Accadde nell’estate del 1933 tra le paludi del fiume Sabine, nel Texas orientale. Quelli che ancora se lo ricordano, lo chiamano il Cinghiale del demonio. Fu anche l’anno in cui Richard Harold Dale diventò uomo all’età poi così non matura di quindici anni. So quel che dico perché probabilmente quell’anno e il Cinghiale del demonio me li ricordo meglio di chiunque altro. E ne ho ben donde. Sono io Richard Harold Dale e ne porto tuttora le cicatrici.

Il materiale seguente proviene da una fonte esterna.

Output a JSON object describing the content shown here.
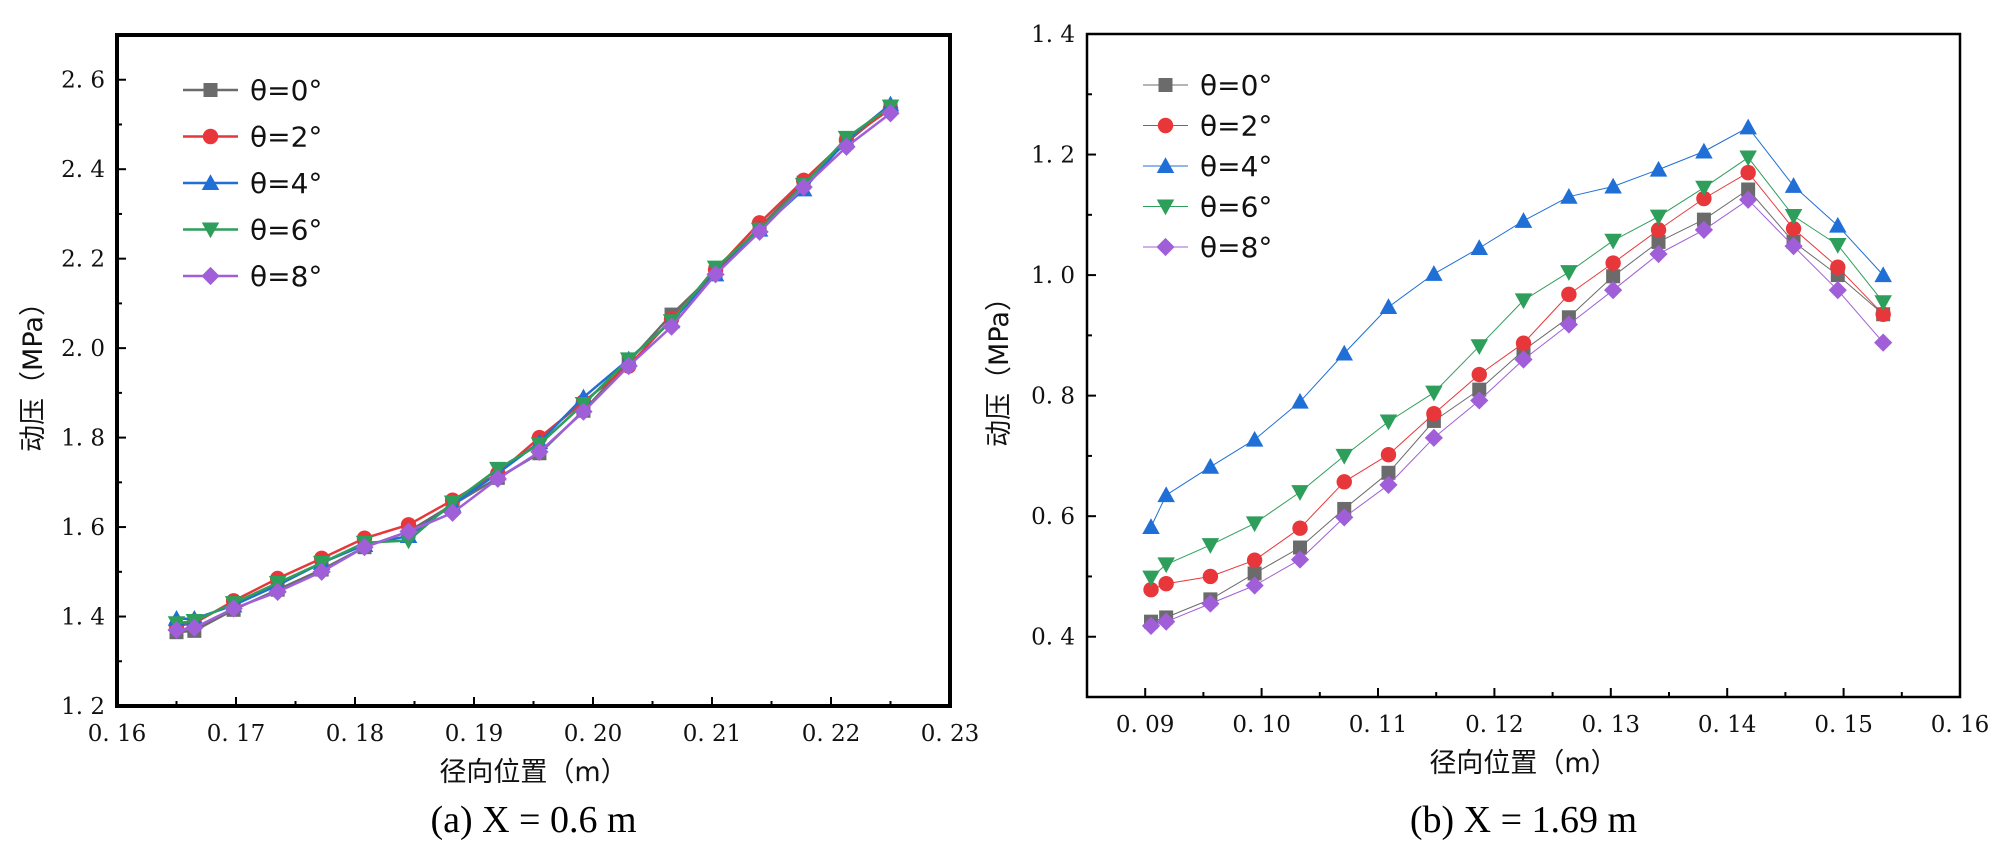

Fin dalle prime righe, questo lungo racconto di Lansdale si presenta perfetto per essere letto ad alta voce: il protagonisa racconta in prima persona la sua vita quotidiana nel Texas degli anni della Depressione, la fattoria isolata in cui vive la sua famiglia, il suo sogno di poter scrivere, la magia dei racconti pubblicati sulle riviste che arrivano dalla città, l’amicizia con un ragazzo di colore che vive poco distante. L’ultima caccia del titolo è quella che i due amici danno a un cinghiale selvatico che dopo anni torna a terrorizzare la zona, uccidendo gli animali che incontra sul suo cammino e rovinando i campi: una notte e un giorno a seguire le sue tracce coi cani e i consigli del vecchio saggio che si dica abbia circa cantocinquant’anni. fino allo scontro finale. In questo libro ci sono anche una casa sull’albero come in tanti sognamo, l’idea di una biblioteca e la magia della lettura ad alta voce e del potere delle storie sull’immaginazione. Non è affatto scontato che uno scrittore per adulti riesca a fare centro quando si confronta con un testo per lettori più piccoli, ma in questo caso il racconto è davvero piacevole.
Joe R. Lansdale, L’ultima caccia (trad. di Seba Pezzani), Fanucci 2010, 157 p., euro 12.